Potato Gnocchi in Saor Sauce

Ingredients

  • Salad Potatoes - 2 lbs
  • Wheat Flour - 7.1 oz
  • Corn Flour for Polenta - 5.3 oz
  • Onion - 5.3 oz
  • Champagne Vinegar - 5 fl oz
  • Leek - 4.6 oz
  • Celery stalk - 1.8 oz
  • Chicken Egg - 1 piece
  • Grated Pecorino Pepato Cheese - 1 tablespoon
  • Nutmeg - a pinch
  • Capers - 1 tablespoon
  • Chopped Sage Leaves - 2 tablespoons
  • Salted anchovies in oil - 2 pieces
  • Olive Oil - 2 fl oz
  • Salt - a pinch
  • Ground Black Pepper - a pinch
  • Dry White Wine - 1 fl oz

Step by Step guide

Step 1

Boil the potatoes with their skins. Let them cool and peel. Mash with a potato masher.

Step 2

Knead the dough from flour, potatoes, a pinch of salt, nutmeg, parmesan, and egg.

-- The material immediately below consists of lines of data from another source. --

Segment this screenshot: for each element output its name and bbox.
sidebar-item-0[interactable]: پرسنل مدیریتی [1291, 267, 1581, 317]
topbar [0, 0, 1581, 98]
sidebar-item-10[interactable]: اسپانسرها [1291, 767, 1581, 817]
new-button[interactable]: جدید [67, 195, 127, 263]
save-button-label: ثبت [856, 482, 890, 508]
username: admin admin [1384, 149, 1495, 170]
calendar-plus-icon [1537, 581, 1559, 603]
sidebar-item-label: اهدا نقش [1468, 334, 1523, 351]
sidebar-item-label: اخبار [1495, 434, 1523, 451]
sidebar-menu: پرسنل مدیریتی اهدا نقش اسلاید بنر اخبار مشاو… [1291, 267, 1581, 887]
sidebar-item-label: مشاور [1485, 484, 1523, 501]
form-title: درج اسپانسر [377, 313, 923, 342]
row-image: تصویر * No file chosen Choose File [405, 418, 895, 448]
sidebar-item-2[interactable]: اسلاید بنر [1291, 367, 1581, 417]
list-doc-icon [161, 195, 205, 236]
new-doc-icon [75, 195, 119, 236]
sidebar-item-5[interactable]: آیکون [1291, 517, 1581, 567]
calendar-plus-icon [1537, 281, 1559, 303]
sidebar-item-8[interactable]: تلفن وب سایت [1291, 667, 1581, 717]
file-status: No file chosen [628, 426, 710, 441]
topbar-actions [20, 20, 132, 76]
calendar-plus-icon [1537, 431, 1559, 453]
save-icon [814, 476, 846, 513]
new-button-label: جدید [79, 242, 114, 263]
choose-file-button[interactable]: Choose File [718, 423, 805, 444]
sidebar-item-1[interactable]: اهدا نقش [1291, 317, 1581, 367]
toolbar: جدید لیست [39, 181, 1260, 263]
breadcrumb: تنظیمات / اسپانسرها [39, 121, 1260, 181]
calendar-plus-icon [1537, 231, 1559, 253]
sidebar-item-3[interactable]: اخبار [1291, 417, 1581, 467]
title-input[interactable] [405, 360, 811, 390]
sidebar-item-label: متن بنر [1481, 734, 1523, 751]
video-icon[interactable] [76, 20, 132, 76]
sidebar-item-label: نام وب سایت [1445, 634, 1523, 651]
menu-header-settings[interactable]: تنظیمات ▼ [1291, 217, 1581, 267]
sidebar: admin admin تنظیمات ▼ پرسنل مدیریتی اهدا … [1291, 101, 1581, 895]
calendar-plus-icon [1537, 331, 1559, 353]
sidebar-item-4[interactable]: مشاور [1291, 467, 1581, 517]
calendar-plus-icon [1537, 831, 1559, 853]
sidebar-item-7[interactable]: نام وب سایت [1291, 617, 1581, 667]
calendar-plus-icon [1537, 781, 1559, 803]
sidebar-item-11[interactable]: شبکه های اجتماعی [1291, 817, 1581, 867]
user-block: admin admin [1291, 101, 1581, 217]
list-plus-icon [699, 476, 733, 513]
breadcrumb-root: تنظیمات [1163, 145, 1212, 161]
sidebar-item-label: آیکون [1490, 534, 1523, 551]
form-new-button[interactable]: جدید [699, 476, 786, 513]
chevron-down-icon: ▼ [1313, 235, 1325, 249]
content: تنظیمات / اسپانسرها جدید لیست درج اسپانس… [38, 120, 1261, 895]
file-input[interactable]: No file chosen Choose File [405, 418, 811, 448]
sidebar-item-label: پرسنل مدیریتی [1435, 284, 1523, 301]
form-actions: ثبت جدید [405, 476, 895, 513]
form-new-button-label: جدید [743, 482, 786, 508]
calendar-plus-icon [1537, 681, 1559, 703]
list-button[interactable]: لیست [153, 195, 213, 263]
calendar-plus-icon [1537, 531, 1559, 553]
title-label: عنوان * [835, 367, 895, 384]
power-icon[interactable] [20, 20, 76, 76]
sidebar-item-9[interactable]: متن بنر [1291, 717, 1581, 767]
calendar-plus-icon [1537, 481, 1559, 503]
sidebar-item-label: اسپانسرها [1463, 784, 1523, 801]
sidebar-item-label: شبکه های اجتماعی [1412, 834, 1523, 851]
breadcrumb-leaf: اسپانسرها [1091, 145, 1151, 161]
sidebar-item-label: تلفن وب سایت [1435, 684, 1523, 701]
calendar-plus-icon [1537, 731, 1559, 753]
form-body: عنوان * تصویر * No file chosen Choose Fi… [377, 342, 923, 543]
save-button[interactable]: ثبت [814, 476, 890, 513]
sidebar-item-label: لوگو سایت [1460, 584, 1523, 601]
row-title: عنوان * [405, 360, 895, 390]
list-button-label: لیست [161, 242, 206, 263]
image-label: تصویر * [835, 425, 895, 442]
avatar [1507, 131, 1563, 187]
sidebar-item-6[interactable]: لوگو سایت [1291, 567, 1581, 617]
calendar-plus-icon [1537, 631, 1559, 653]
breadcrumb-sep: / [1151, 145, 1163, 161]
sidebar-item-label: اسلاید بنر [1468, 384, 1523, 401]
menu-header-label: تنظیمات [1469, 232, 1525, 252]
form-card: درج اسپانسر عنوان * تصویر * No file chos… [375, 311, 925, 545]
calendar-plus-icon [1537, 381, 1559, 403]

Roll the dough into a sausage shape with a diameter of 2 cm and cut into pieces 2 cm wide.

Step 3

Dust the work surface with flour (both corn and wheat) and make ridges on the gnocchi with a fork, gently pressing and running along the side of the dough.

Step 4

In a small pot, reduce the vinegar with the wine by half (6–7 minutes).

Step 5

For the saor sauce, sauté the sliced onion, leek, and celery in olive oil for 8 minutes. Add the rinsed capers, chopped parsley leaves, and pieces of anchovies. After 2–3 minutes, pour in the remaining mixture of vinegar and wine, season with salt and pepper, and turn off the heat after 2 minutes.

Step 6

Cook the gnocchi in a large pot of boiling salted water. When they float to the surface, remove them with a slotted spoon. Toss with the saor sauce.